Hullin, poussé par sa robuste nature et son humeur joyeuse à ne jamais trop s’alarmer pour les choses à venir, considérait tous les bruits de retraite, de débâcle et d’invasion qui circulaient dans le pays comme autant de mensonges propagés par la mauvaise foi.
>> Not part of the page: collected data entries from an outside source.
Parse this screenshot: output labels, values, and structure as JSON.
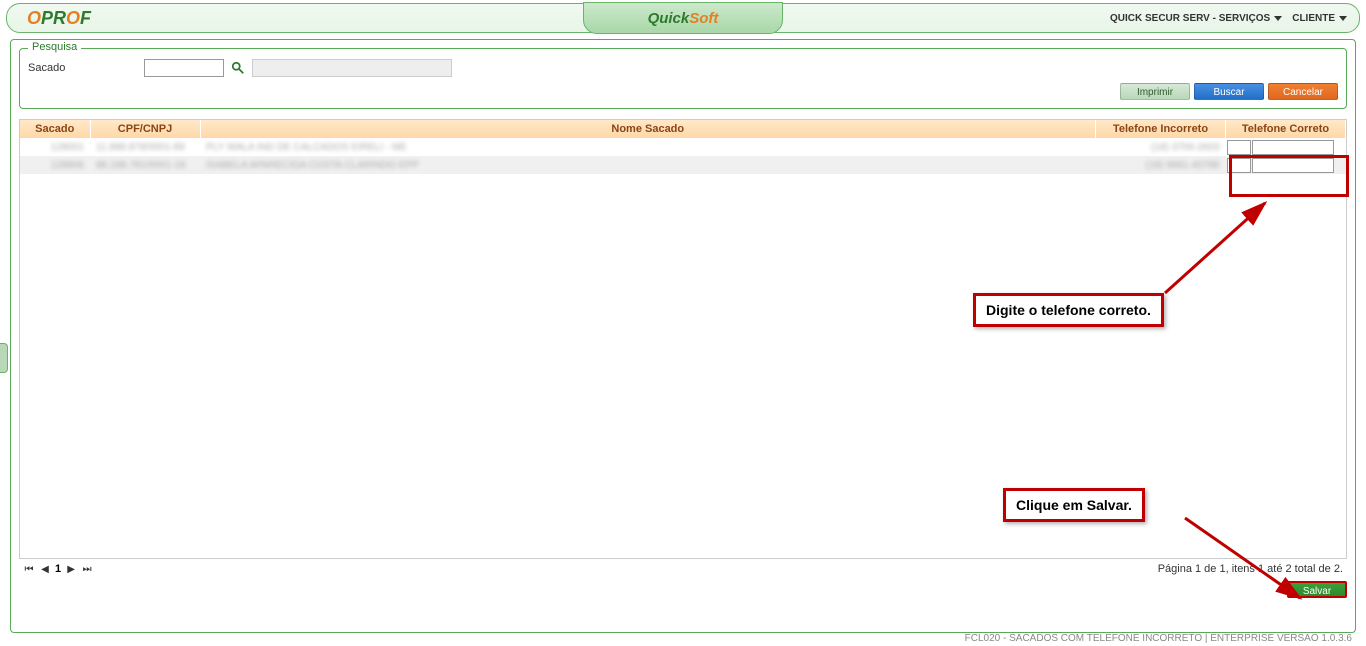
{
  "header": {
    "logo": "OPROF",
    "center_brand_a": "Quick",
    "center_brand_b": "Soft",
    "menu_service": "QUICK SECUR SERV - SERVIÇOS",
    "menu_client": "CLIENTE"
  },
  "search": {
    "legend": "Pesquisa",
    "label": "Sacado",
    "value": "",
    "display_value": ""
  },
  "buttons": {
    "print": "Imprimir",
    "search": "Buscar",
    "cancel": "Cancelar",
    "save": "Salvar"
  },
  "table": {
    "headers": {
      "sacado": "Sacado",
      "cpf": "CPF/CNPJ",
      "nome": "Nome Sacado",
      "tel_incorreto": "Telefone Incorreto",
      "tel_correto": "Telefone Correto"
    },
    "rows": [
      {
        "sacado": "128001",
        "cpf": "11.888.878/0001-89",
        "nome": "PLY WALA IND DE CALCADOS EIRELI - ME",
        "tel_incorreto": "(18) 3706-2603",
        "tel_ddd": "",
        "tel_num": ""
      },
      {
        "sacado": "128806",
        "cpf": "88.188.781/0001-18",
        "nome": "ISABELA APARECIDA COSTA CLARINDO EPP",
        "tel_incorreto": "(18) 9881-40788",
        "tel_ddd": "",
        "tel_num": ""
      }
    ]
  },
  "pagination": {
    "page": "1",
    "info": "Página 1 de 1, itens 1 até 2 total de 2."
  },
  "footer": "FCL020 - SACADOS COM TELEFONE INCORRETO | ENTERPRISE VERSÃO 1.0.3.6",
  "annotations": {
    "telefone": "Digite o telefone correto.",
    "salvar": "Clique em Salvar."
  }
}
Aussi qu’on juge de sa stupéfaction lorsqu’au sortir de la montagne et sur la lisière des bois, il vit le tour de la ville rasé comme un ponton : plus un jardin, plus un verger, plus une promenade, plus un arbre, plus une broussaille ; tout était abattu à portée de canon. Quelques pauvres diables ramassaient les derniers débris de leurs maisonnettes et les portaient en ville. On ne voyait plus rien à l’horizon que le cordon des remparts traçant sa ligne sombre au-dessus des chemins couverts. Ce fut un coup de foudre pour Jean-Claude ; durant quelques minutes, il ne put articuler une parole ni faire un pas. — Oh ! dit-il enfin, cela va mal, très mal ! On attend l’ennemi !

Puis, ses instincts guerriers reprenant le dessus, un flot de sang colora ses joues brunes. — Ce sont pourtant ces gueux d’Autrichiens, de Prussiens, de Russes, et tous ces misérables ramassés jusqu’au fond de l’Europe qui sont cause de tout cela ! s’écria-t-il en agitant sa trique ; mais gare ! nous leur ferons payer le dégât !…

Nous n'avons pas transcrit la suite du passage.